The draft proposal was put out for comment by the finance ministry until July 12.
“The additional requirements for funds … amounts to some 24 billion Swiss francs for the two big banks,” the draft proposal said, noting UBS and Credit Suisse would gradually have to issue this amount of additional bail-in bonds at the holding level.
“As a result, the refinancing costs for both big banks will increase by a maximum of 170 million francs a year,” it added, although it called this a conservative estimate that could shrink towards zero as markets reward with lower risk premiums banks’ greater capacity to absorb losses.

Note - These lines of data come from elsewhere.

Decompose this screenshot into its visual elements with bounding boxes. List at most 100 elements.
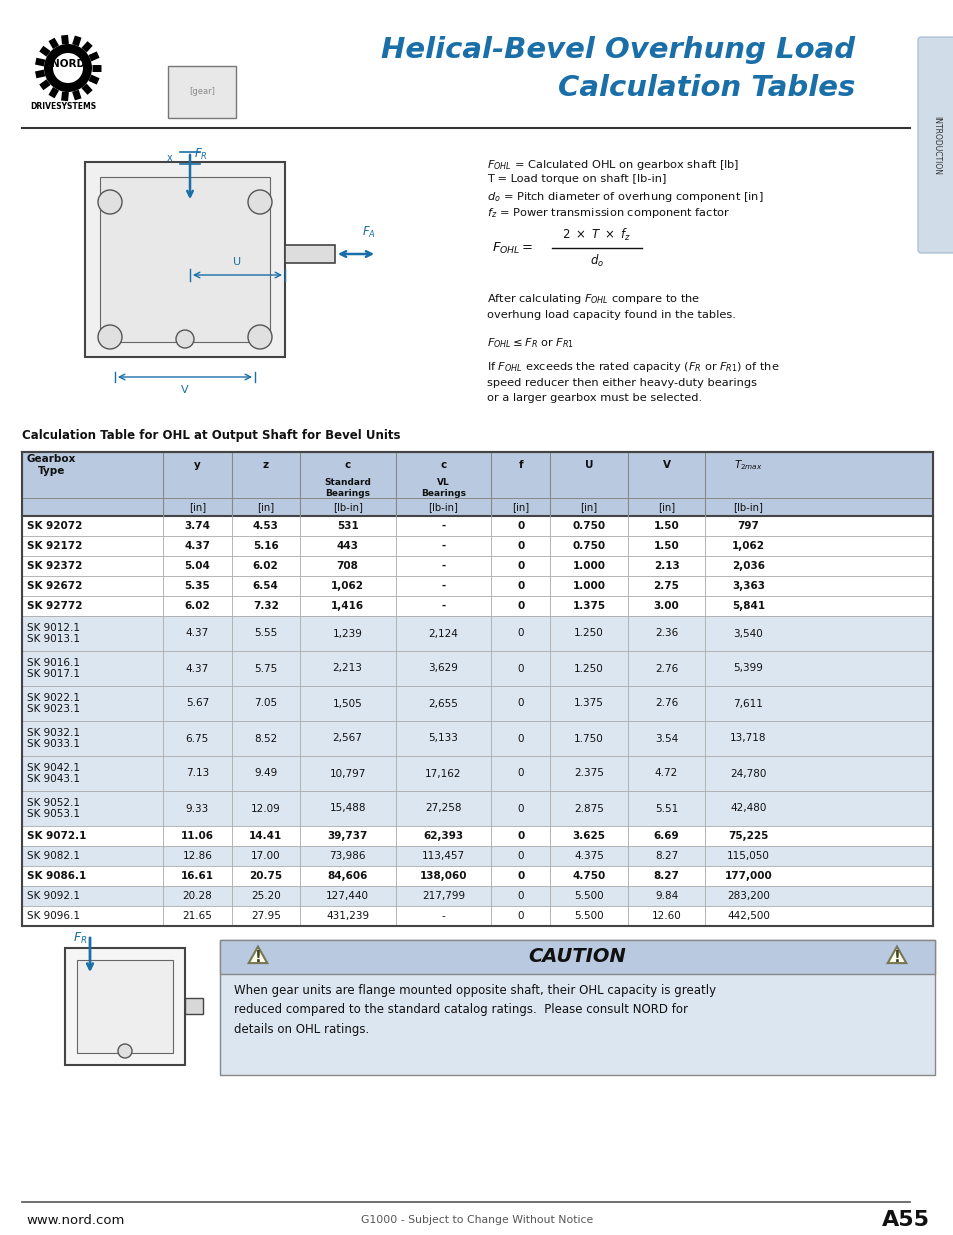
Text: z: z xyxy=(262,459,269,471)
Text: 4.750: 4.750 xyxy=(572,871,605,881)
Text: If $F_{OHL}$ exceeds the rated capacity ($F_R$ or $F_{R1}$) of the
speed reducer: If $F_{OHL}$ exceeds the rated capacity … xyxy=(486,359,779,403)
Text: Standard
Bearings: Standard Bearings xyxy=(324,478,371,498)
Circle shape xyxy=(175,330,193,348)
Text: 7.13: 7.13 xyxy=(186,768,209,778)
Text: 2,567: 2,567 xyxy=(333,734,362,743)
Text: 138,060: 138,060 xyxy=(419,871,467,881)
Text: 24,780: 24,780 xyxy=(730,768,766,778)
Text: 5.51: 5.51 xyxy=(654,804,678,814)
Text: 2.375: 2.375 xyxy=(574,768,603,778)
Text: !: ! xyxy=(893,950,900,966)
FancyBboxPatch shape xyxy=(22,790,932,826)
Text: [lb-in]: [lb-in] xyxy=(428,501,457,513)
Text: 531: 531 xyxy=(336,521,358,531)
Text: T = Load torque on shaft [lb-in]: T = Load torque on shaft [lb-in] xyxy=(486,174,666,184)
Text: 1.000: 1.000 xyxy=(572,561,605,571)
Text: 5.67: 5.67 xyxy=(186,699,209,709)
Text: 5.16: 5.16 xyxy=(253,541,278,551)
Text: NORD: NORD xyxy=(51,59,85,69)
FancyBboxPatch shape xyxy=(65,948,185,1065)
FancyBboxPatch shape xyxy=(22,846,932,866)
Text: 0: 0 xyxy=(517,663,523,673)
Text: 1.375: 1.375 xyxy=(572,601,605,611)
Text: -: - xyxy=(440,521,445,531)
Text: Gearbox
Type: Gearbox Type xyxy=(27,454,76,475)
Text: $F_{OHL} \leq F_R$ or $F_{R1}$: $F_{OHL} \leq F_R$ or $F_{R1}$ xyxy=(486,336,574,350)
Text: 2.13: 2.13 xyxy=(653,561,679,571)
Text: SK 92372: SK 92372 xyxy=(27,561,82,571)
Text: 8.52: 8.52 xyxy=(253,734,277,743)
Text: 12.60: 12.60 xyxy=(651,911,680,921)
Text: 283,200: 283,200 xyxy=(726,890,769,902)
FancyBboxPatch shape xyxy=(22,616,932,651)
Text: 27.95: 27.95 xyxy=(251,911,280,921)
Text: A55: A55 xyxy=(882,1210,929,1230)
Text: 73,986: 73,986 xyxy=(329,851,366,861)
Text: 0.750: 0.750 xyxy=(572,521,605,531)
Text: www.nord.com: www.nord.com xyxy=(26,1214,124,1226)
Text: 6.69: 6.69 xyxy=(653,831,679,841)
Text: 4.37: 4.37 xyxy=(186,663,209,673)
Text: SK 92172: SK 92172 xyxy=(27,541,82,551)
Text: 17.00: 17.00 xyxy=(251,851,280,861)
Text: Helical-Bevel Overhung Load: Helical-Bevel Overhung Load xyxy=(380,36,854,64)
Text: 4.375: 4.375 xyxy=(574,851,603,861)
Text: 217,799: 217,799 xyxy=(421,890,464,902)
Circle shape xyxy=(44,44,91,91)
Text: 1.50: 1.50 xyxy=(653,521,679,531)
Text: U: U xyxy=(233,257,241,267)
Text: 7,611: 7,611 xyxy=(733,699,762,709)
Text: 5,133: 5,133 xyxy=(428,734,457,743)
Text: SK 9096.1: SK 9096.1 xyxy=(27,911,80,921)
FancyBboxPatch shape xyxy=(22,685,932,721)
Text: 1,505: 1,505 xyxy=(333,699,362,709)
Circle shape xyxy=(248,190,272,214)
Text: After calculating $F_{OHL}$ compare to the
overhung load capacity found in the t: After calculating $F_{OHL}$ compare to t… xyxy=(486,291,735,320)
Text: 0: 0 xyxy=(517,871,524,881)
Text: SK 92772: SK 92772 xyxy=(27,601,82,611)
Text: 1.50: 1.50 xyxy=(653,541,679,551)
FancyBboxPatch shape xyxy=(85,162,285,357)
Text: INTRODUCTION: INTRODUCTION xyxy=(931,116,941,174)
Text: SK 9042.1
SK 9043.1: SK 9042.1 SK 9043.1 xyxy=(27,763,80,784)
Text: SK 9022.1
SK 9023.1: SK 9022.1 SK 9023.1 xyxy=(27,693,80,714)
Text: 9.49: 9.49 xyxy=(253,768,277,778)
FancyBboxPatch shape xyxy=(185,998,203,1014)
Text: 113,457: 113,457 xyxy=(421,851,464,861)
Text: SK 9012.1
SK 9013.1: SK 9012.1 SK 9013.1 xyxy=(27,622,80,645)
FancyBboxPatch shape xyxy=(22,536,932,556)
Text: 2.875: 2.875 xyxy=(574,804,603,814)
Text: $F_R$: $F_R$ xyxy=(72,931,87,946)
Circle shape xyxy=(53,53,83,83)
Text: 115,050: 115,050 xyxy=(726,851,769,861)
Text: SK 9086.1: SK 9086.1 xyxy=(27,871,86,881)
Text: 11.06: 11.06 xyxy=(181,831,213,841)
Text: [gear]: [gear] xyxy=(189,88,214,96)
Text: 0: 0 xyxy=(517,561,524,571)
Text: [in]: [in] xyxy=(512,501,529,513)
Text: 2,213: 2,213 xyxy=(333,663,362,673)
Text: 0: 0 xyxy=(517,734,523,743)
Text: 0: 0 xyxy=(517,851,523,861)
Text: 797: 797 xyxy=(737,521,759,531)
Text: [in]: [in] xyxy=(658,501,675,513)
Text: 1,062: 1,062 xyxy=(331,580,364,592)
FancyBboxPatch shape xyxy=(285,245,335,263)
Text: 0.750: 0.750 xyxy=(572,541,605,551)
Text: $T_{2max}$: $T_{2max}$ xyxy=(734,458,762,472)
Text: VL
Bearings: VL Bearings xyxy=(420,478,465,498)
Text: c: c xyxy=(439,459,446,471)
Text: SK 9032.1
SK 9033.1: SK 9032.1 SK 9033.1 xyxy=(27,727,80,750)
Text: SK 92672: SK 92672 xyxy=(27,580,82,592)
Text: When gear units are flange mounted opposite shaft, their OHL capacity is greatly: When gear units are flange mounted oppos… xyxy=(233,984,716,1036)
Text: 0: 0 xyxy=(517,890,523,902)
Text: 1.000: 1.000 xyxy=(572,580,605,592)
Text: y: y xyxy=(193,459,200,471)
Text: [lb-in]: [lb-in] xyxy=(733,501,762,513)
Text: SK 9016.1
SK 9017.1: SK 9016.1 SK 9017.1 xyxy=(27,658,80,679)
Text: 3.00: 3.00 xyxy=(653,601,679,611)
Text: 2,036: 2,036 xyxy=(731,561,764,571)
Text: DRIVESYSTEMS: DRIVESYSTEMS xyxy=(30,103,96,111)
Text: -: - xyxy=(440,561,445,571)
Text: 12.86: 12.86 xyxy=(182,851,213,861)
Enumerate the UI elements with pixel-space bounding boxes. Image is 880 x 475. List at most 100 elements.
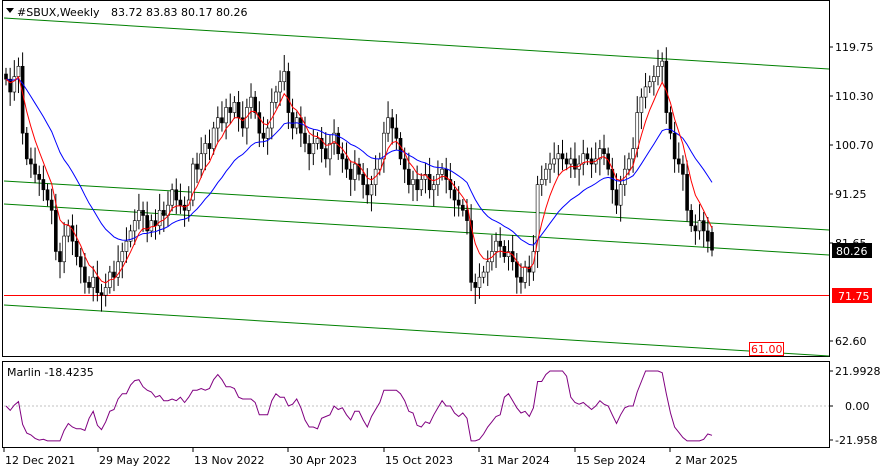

UBS and Credit Suisse had no immediate comment on the plan, which still has to be finalised and approved by parliament.
The proposal comes amid international efforts to ensure banks have enough capital to withstand losses amid market turbulence without state aid.
UBS and Credit Suisse have operated under so-called “gone concern” rules since 2016, with scaled-down requirements for other big lenders PostFinance, Raiffeisen and ZKB since this year.
The draft released on Friday also suggests tightening capital requirements for loans that finance investments in Swiss residential property amid concerns that the sector is overheating given ultra-low Swiss interest rates.
But it suggests the government forego changes should banks come up with a self-regulation approach that wins approval from the FINMA watchdog.